In classic trial designs based on clinical variables, demonstrating treatment efficacy requires long follow-up periods and large sample sizes, often reaching several hundred patients. This is problematic in rare diseases like PSP and CBD, where recruitment is slow and costly.
Analyses indicate that using MRI as an outcome measure could reduce the number of participants required by approximately 50% in a 12-month clinical trial for PSP. In CBD, this reduction could be as high as 80–85%.
“For a company or an academic consortium to commit to a clinical trial, it has to be feasible,” adds Dr. Illán-Gala. “If a trial requires a thousand patients, it is practically impossible. But if it can be conducted with a reasonable number of well-selected individuals and objective measures of progression, then there is a real chance of demonstrating whether a treatment works.”
Future Directions and Research Continuity
This research has direct continuity in projects currently underway at IR Sant Pau. The center has received funding from the PERIS program of the Department of Health of the Government of Catalonia to advance early diagnosis of four-repeat tauopathies, including PSP and CBD, through plasma biomarkers and advanced imaging techniques.

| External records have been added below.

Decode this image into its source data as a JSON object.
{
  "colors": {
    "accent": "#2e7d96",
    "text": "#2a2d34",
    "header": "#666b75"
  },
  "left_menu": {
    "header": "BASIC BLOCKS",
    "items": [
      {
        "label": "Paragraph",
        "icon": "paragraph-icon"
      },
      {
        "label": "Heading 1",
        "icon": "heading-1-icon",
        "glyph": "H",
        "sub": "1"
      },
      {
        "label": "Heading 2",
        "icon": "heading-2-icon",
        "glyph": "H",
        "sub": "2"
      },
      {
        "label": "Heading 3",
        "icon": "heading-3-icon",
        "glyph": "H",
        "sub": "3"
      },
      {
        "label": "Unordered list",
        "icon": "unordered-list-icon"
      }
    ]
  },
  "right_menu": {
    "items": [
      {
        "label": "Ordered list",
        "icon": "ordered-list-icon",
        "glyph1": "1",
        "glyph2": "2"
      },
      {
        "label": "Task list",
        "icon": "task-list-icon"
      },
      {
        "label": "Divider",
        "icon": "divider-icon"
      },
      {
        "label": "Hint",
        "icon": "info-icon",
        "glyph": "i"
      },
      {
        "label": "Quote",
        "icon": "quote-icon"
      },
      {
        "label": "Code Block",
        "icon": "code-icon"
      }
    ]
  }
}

This project, led by Dr. Illán-Gala, builds on the published results and aims to shift diagnosis toward minimally symptomatic stages, when future treatments are more likely to be effective. “Our goal is to reach a situation similar to that of Alzheimer’s disease, where a combination of a blood test and an MRI scan allows these diseases to be diagnosed at very early stages and with much greater confidence,” explains Dr. García-Castro.
“These conditions are far more common than we think, but we do not know how to detect them properly,” concludes Dr. García-Castro. “Improving diagnosis is the first step so that these patients, who currently have no therapeutic options, can begin to have them.”